Assessing Climate Change Risks and Contextual Vulnerability in Urban Areas of Semi-Arid India: The Case of Bangalore

Abstract

The discourse on urban vulnerability over the last decade and a half has undergone substantial shifts prompted by differences in disciplinary orientations. This enables multiple framings and casual linkages, influencing the nature and scale of responses. This paper builds an understanding at the interface of cities and climate change, building on its multiple notions and the underlying risk character, each of which incrementally and over time influences the other. The paper reinstates the multiple climate change-urban linkages, disaggregating it into its various key components through a generic ‘urban risk framework’. In further contextualises this framework in the context of a fast-growing city, Bangalore, in a semi-arid ecosystem to demonstrate the range of risks and vulnerabilities that are both unique and generic to many other Indian cities. The paper argues that the bundle of risks and multi-dimensional vulnerabilities are shaped by geographies of location and growth trajectories. This paper underscores the existence of divers and complex dimensions of vulnerability—physical, social and institutional and establishes linkages with poor developmental outcomes.
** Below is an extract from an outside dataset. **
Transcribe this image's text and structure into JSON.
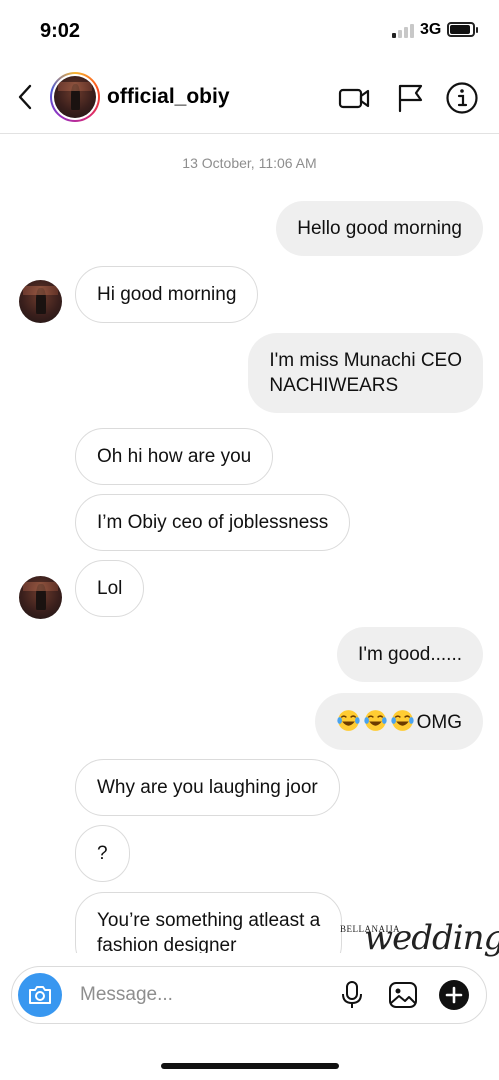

It establishes the various components of a given urban region that are exposed to varying intensities of cross interactions between climatic as well as non-climatic risks, but also vividly elucidates the ‘sensitivity’ as well as the capacity of internal components and processes to cope, that determine the level and intensity of impacts and persistence of differentiated  vulnerability. The paper proposes a nuanced approach towards addressing composite risks at urban scale, particularly in the context of semi-arid ecosystems, and argues in favour of responses that have the potential of addressing multiple challenges, and yielding benefits spanning across adaptation, mitigation and development objectives.